Shares in Australia's largest energy player surged this morning after it played down the chance of upping its takeover offer for Oil Search Limited (ASX: OSH).
Woodside Petroleum Limited (ASX: WPL) rallied 3.8% to $30.66 in late morning trade while Oil Search underperformed the sector with a 1% gain to $7.33.
The share price reaction goes to show that Woodside's $11.6 billion proposal to merge with Oil Search isn't particularly good news for shareholders in either company, at least not in its current form.
Woodside's chief Peter Coleman described the offer as a "full price on every measure" and indicated that investors should not expected a sweetened offer for Oil Search, according to the Australian Financial Review.
The 1.8% rise in the West Texas Intermediate oil price to $US45.54 a barrel overnight may be giving the sector a boost, but Woodside's big share price increase probably reflects more of a relief by shareholders that the company is resisting calls to offer more than its one-for-four share swap offer.
Speculation that Woodside is looking to raise debt so it can woo Oil Search with a cash component on top of the stock swap has not gone down well with the bidder's shareholders, and Coleman said that he can't increase the offer without the deal being dilutive to Woodside's shareholders.

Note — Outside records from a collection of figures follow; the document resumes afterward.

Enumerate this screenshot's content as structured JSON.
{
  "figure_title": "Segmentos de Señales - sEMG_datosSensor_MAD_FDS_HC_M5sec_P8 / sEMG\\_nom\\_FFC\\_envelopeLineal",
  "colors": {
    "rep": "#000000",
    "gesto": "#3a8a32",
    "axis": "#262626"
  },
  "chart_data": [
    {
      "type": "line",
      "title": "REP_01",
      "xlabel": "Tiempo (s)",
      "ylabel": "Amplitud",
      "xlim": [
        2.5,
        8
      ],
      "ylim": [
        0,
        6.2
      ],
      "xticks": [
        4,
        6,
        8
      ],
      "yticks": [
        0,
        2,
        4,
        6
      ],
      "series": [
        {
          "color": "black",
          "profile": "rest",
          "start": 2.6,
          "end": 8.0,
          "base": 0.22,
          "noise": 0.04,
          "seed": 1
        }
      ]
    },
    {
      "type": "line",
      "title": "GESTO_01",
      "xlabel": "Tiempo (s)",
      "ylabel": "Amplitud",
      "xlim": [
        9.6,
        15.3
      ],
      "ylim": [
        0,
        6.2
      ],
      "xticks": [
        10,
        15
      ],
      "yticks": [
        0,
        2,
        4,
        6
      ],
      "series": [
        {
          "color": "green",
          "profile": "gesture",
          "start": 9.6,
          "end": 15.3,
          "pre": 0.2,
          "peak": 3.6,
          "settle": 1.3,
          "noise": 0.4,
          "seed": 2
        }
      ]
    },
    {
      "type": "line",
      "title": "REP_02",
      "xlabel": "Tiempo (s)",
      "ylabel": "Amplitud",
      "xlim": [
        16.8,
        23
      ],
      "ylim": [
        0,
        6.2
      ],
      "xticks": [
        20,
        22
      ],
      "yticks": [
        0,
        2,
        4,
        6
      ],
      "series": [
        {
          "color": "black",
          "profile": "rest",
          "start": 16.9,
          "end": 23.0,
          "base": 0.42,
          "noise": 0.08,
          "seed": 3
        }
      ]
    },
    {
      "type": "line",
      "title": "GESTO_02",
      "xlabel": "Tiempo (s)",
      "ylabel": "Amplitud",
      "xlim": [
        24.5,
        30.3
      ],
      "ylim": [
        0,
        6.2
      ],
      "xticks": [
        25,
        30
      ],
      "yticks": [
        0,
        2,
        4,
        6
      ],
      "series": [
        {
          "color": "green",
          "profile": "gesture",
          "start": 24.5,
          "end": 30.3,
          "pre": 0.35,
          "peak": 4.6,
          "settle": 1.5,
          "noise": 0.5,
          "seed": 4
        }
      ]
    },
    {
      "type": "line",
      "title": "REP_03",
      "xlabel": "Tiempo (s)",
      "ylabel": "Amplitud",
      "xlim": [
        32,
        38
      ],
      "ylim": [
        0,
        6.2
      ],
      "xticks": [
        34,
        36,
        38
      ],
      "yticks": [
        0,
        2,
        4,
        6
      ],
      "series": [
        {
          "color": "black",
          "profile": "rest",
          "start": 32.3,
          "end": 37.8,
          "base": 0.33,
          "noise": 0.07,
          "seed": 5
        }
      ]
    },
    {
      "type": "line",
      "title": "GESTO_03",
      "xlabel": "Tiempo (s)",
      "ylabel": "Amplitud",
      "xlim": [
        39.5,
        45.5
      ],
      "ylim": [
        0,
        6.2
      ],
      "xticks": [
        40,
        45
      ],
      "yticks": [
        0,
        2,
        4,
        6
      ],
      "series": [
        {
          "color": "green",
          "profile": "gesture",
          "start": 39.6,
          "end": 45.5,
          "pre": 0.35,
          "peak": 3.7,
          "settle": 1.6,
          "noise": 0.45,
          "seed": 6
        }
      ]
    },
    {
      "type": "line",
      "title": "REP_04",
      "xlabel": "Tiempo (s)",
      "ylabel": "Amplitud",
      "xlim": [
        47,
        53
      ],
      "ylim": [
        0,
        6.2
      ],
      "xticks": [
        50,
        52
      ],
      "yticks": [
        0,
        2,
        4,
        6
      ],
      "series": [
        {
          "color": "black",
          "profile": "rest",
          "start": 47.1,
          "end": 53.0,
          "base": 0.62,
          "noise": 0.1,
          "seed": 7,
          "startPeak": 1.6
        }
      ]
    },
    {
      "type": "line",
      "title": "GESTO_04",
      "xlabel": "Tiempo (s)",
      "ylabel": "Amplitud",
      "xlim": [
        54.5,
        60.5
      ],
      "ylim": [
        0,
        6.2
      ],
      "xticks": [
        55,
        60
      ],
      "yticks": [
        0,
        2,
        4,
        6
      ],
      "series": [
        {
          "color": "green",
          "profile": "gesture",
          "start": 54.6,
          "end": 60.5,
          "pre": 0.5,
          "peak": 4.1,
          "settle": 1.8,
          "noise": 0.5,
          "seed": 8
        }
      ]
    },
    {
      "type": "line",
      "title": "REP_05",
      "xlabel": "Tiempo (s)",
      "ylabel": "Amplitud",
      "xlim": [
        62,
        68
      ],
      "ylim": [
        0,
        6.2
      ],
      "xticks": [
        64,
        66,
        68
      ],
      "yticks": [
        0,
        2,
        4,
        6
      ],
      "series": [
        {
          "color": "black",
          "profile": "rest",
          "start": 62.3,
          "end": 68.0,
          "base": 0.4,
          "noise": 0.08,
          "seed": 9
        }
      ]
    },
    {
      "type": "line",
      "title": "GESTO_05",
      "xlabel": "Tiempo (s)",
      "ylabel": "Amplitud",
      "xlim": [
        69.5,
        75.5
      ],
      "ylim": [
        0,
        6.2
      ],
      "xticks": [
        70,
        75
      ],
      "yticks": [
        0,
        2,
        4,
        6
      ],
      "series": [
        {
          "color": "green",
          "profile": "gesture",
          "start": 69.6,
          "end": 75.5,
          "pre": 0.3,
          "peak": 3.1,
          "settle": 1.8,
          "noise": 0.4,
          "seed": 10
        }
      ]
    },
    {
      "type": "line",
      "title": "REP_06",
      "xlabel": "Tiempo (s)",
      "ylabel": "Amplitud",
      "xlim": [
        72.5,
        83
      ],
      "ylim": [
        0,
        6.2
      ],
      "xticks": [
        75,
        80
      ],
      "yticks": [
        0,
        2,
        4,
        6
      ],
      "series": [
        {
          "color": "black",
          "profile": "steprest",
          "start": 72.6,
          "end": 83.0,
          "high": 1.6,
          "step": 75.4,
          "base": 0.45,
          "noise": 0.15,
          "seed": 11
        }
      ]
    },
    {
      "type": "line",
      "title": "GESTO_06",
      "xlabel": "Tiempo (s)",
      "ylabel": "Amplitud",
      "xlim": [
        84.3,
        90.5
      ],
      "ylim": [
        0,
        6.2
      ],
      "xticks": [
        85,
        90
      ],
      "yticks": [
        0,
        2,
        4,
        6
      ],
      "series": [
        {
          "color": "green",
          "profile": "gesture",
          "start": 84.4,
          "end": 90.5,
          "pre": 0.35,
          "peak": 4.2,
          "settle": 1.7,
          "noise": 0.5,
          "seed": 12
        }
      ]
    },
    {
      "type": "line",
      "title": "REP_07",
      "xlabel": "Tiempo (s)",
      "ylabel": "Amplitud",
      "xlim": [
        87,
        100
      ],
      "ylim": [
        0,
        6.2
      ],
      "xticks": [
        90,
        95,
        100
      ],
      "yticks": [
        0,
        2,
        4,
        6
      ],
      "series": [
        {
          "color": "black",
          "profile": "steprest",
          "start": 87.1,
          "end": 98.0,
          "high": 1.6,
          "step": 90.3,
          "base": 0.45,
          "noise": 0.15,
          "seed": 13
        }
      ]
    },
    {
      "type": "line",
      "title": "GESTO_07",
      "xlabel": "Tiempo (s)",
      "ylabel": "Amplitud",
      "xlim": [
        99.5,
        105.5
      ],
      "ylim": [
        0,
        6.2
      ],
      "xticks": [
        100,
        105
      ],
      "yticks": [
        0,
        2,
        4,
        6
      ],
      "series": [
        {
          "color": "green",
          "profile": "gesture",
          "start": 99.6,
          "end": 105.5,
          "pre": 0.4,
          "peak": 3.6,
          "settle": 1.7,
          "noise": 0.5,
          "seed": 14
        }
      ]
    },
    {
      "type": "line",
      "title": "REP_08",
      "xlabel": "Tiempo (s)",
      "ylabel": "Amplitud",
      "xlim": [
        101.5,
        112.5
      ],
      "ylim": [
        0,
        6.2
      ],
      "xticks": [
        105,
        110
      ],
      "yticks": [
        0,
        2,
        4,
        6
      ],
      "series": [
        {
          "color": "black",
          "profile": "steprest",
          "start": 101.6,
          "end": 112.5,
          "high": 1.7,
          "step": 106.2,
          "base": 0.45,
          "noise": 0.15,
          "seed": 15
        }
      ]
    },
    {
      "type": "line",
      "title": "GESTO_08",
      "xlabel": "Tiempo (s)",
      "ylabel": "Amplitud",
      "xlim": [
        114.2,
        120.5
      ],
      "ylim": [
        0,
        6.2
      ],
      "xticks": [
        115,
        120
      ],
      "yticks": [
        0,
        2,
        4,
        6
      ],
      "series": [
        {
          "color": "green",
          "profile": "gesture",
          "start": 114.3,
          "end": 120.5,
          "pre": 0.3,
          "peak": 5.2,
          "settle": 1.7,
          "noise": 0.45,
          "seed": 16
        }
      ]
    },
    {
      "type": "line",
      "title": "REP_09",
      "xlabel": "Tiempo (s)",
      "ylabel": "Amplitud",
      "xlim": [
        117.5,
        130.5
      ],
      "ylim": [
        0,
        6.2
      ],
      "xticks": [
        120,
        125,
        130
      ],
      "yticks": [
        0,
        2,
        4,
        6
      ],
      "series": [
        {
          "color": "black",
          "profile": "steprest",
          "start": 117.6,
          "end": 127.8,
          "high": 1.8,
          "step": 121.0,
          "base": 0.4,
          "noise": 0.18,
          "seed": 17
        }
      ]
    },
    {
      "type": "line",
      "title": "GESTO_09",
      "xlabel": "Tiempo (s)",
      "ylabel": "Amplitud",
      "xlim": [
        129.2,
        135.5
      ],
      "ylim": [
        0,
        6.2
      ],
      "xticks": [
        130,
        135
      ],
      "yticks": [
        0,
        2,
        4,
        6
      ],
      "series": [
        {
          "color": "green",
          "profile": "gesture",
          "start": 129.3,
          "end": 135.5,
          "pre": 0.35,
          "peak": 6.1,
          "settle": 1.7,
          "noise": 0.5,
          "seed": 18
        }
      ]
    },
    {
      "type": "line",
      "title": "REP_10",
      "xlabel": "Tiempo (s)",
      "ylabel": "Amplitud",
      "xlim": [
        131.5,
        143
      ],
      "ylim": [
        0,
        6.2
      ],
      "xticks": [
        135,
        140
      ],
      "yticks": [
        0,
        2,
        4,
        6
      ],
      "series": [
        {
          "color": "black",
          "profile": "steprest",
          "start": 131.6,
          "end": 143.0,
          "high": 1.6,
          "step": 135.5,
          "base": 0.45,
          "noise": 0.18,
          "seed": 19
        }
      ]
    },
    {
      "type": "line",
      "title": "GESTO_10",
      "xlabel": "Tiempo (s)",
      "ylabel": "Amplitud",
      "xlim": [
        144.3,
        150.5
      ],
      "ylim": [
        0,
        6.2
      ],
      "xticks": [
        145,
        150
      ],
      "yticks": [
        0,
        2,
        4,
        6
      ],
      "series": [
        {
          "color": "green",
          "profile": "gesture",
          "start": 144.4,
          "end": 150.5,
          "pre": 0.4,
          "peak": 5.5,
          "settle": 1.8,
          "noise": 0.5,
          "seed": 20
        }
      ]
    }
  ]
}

Bank of America Merrill Lynch, which is advising Woodside on the takeover, pointed out that Oil Search shareholders will be getting a good deal if they considered the increased dividend payments from the merged group.
Oil Search paid an interim dividend of US6 cents a share and that will rise nearly three-fold to US15 cents on a pro forma basis assuming Woodside stuck to its 80% payout ratio.
I own shares in both companies and the arguments have not changed my view that Oil Search shareholders are not getting a good enough deal. Most investors wouldn't have bought into Oil Search because of its yield (at least not for the short to medium term) but for its 29% stake in the PNG LNG project.
That is a long-life asset that is expected to generate a healthy amount of cash for Oil Search over the coming years even with the weak energy prices.
On the other hand, Woodside doesn't have any long-life projects worth getting excited about (and certainly not the proposed Browse floating LNG project).
I bought shares in Woodside because of its healthy balance sheet, which puts it in an enviable position to buy assets on the cheap from distressed sellers.
Oil Search isn't distressed and Woodside should look elsewhere or undertake a capital return to shareholders.
I am comfortable holding Oil Search shares on the premise that it will remain a stand alone entity. But I will be disappointed if Woodside doesn't undertake a material value accretive deal over the next six months.
This is why I believe Woodside is under more pressure to do a deal than Oil Search.
Woodside is trying to convince the market that its first bid for Oil Search is the final chapter. I am not buying that.